Musk starts out with something he wants to achieve, like building a rocket. Then he starts with the first principles of the problem. Running through how Musk would think, Larry Page said in an interview, “What are the physics of it? How much time will it take? How much will it cost? How much cheaper can I make it? There’s this level of engineering and physics that you need to make judgments about what’s possible and interesting. Elon is unusual in that he knows that, and he also knows business and organization and leadership and governmental issues.”
Rockets are absurdly expensive, which is a problem because Musk wants to send people to Mars. And to send people to Mars, you need cheaper rockets. So he asked himself, “What is a rocket made of? Aerospace-grade aluminum alloys, plus some titanium, copper, and carbon fiber. And … what is the value of those materials on the commodity market? It turned out that the materials cost of a rocket was around two percent of the typical price.”
Why, then, is it so expensive to get a rocket into space? Musk, a notorious self-learner with degrees in both economics and physics, literally taught himself rocket science. He figured that the only reason getting a rocket into space is so expensive is that people are stuck in a mindset that doesn’t hold up to first principles. With that, Musk decided to create SpaceX and see if he could build rockets himself from the ground up.
Musk then gave an example of how Space X uses first principles to innovate at low prices:
Somebody could say — and in fact people do — that battery packs are really expensive and that’s just the way they will always be because that’s the way they have been in the past. … Well, no, that’s pretty dumb… Because if you applied that reasoning to anything new, then you wouldn’t be able to ever get to that new thing…. you can’t say, … “oh, nobody wants a car because horses are great, and we’re used to them and they can eat grass and there’s lots of grass all over the place and … there’s no gasoline that people can buy….”

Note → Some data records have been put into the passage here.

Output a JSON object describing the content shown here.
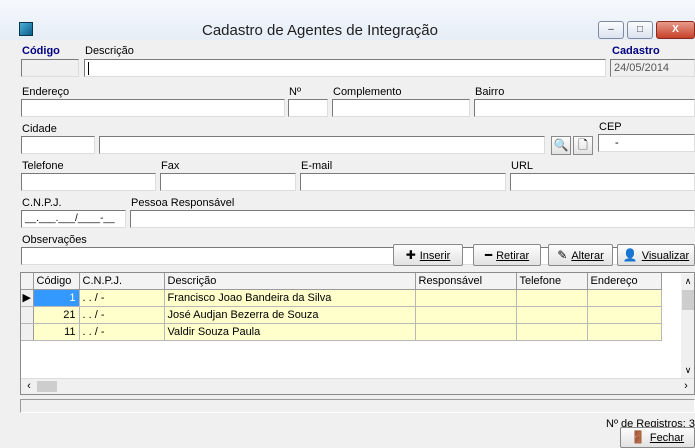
{
  "window": {
    "title": "Cadastro de Agentes de Integração",
    "min_glyph": "–",
    "max_glyph": "□",
    "close_glyph": "X"
  },
  "form": {
    "codigo_label": "Código",
    "descricao_label": "Descrição",
    "cadastro_label": "Cadastro",
    "cadastro_value": "24/05/2014",
    "endereco_label": "Endereço",
    "numero_label": "Nº",
    "complemento_label": "Complemento",
    "bairro_label": "Bairro",
    "cidade_label": "Cidade",
    "cep_label": "CEP",
    "cep_value": "-",
    "telefone_label": "Telefone",
    "fax_label": "Fax",
    "email_label": "E-mail",
    "url_label": "URL",
    "cnpj_label": "C.N.P.J.",
    "cnpj_mask": "__.___.___/____-__",
    "responsavel_label": "Pessoa Responsável",
    "observacoes_label": "Observações"
  },
  "actions": {
    "inserir": "Inserir",
    "retirar": "Retirar",
    "alterar": "Alterar",
    "visualizar": "Visualizar",
    "fechar": "Fechar"
  },
  "grid": {
    "columns": [
      "Código",
      "C.N.P.J.",
      "Descrição",
      "Responsável",
      "Telefone",
      "Endereço"
    ],
    "rows": [
      {
        "codigo": "1",
        "cnpj": ". . / -",
        "descricao": "Francisco Joao Bandeira da Silva",
        "responsavel": "",
        "telefone": "",
        "endereco": ""
      },
      {
        "codigo": "21",
        "cnpj": ". . / -",
        "descricao": "José Audjan Bezerra de Souza",
        "responsavel": "",
        "telefone": "",
        "endereco": ""
      },
      {
        "codigo": "11",
        "cnpj": ". . / -",
        "descricao": "Valdir Souza Paula",
        "responsavel": "",
        "telefone": "",
        "endereco": ""
      }
    ]
  },
  "status": {
    "registros": "Nº de Registros: 3"
  }
}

He then gives a fascinating example about battery packs:
… they would say, “historically, it costs $600 per kilowatt-hour. And so it’s not going to be much better than that in the future. … So the first principles would be, … what are the material constituents of the batteries? What is the spot market value of the material constituents? … It’s got cobalt, nickel, aluminum, carbon, and some polymers for separation, and a steel can. So break that down on a material basis; if we bought that on a London Metal Exchange, what would each of these things cost? Oh, jeez, it’s … $80 per kilowatt-hour. So, clearly, you just need to think of clever ways to take those materials and combine them into the shape of a battery cell, and you can have batteries that are much, much cheaper than anyone realizes.”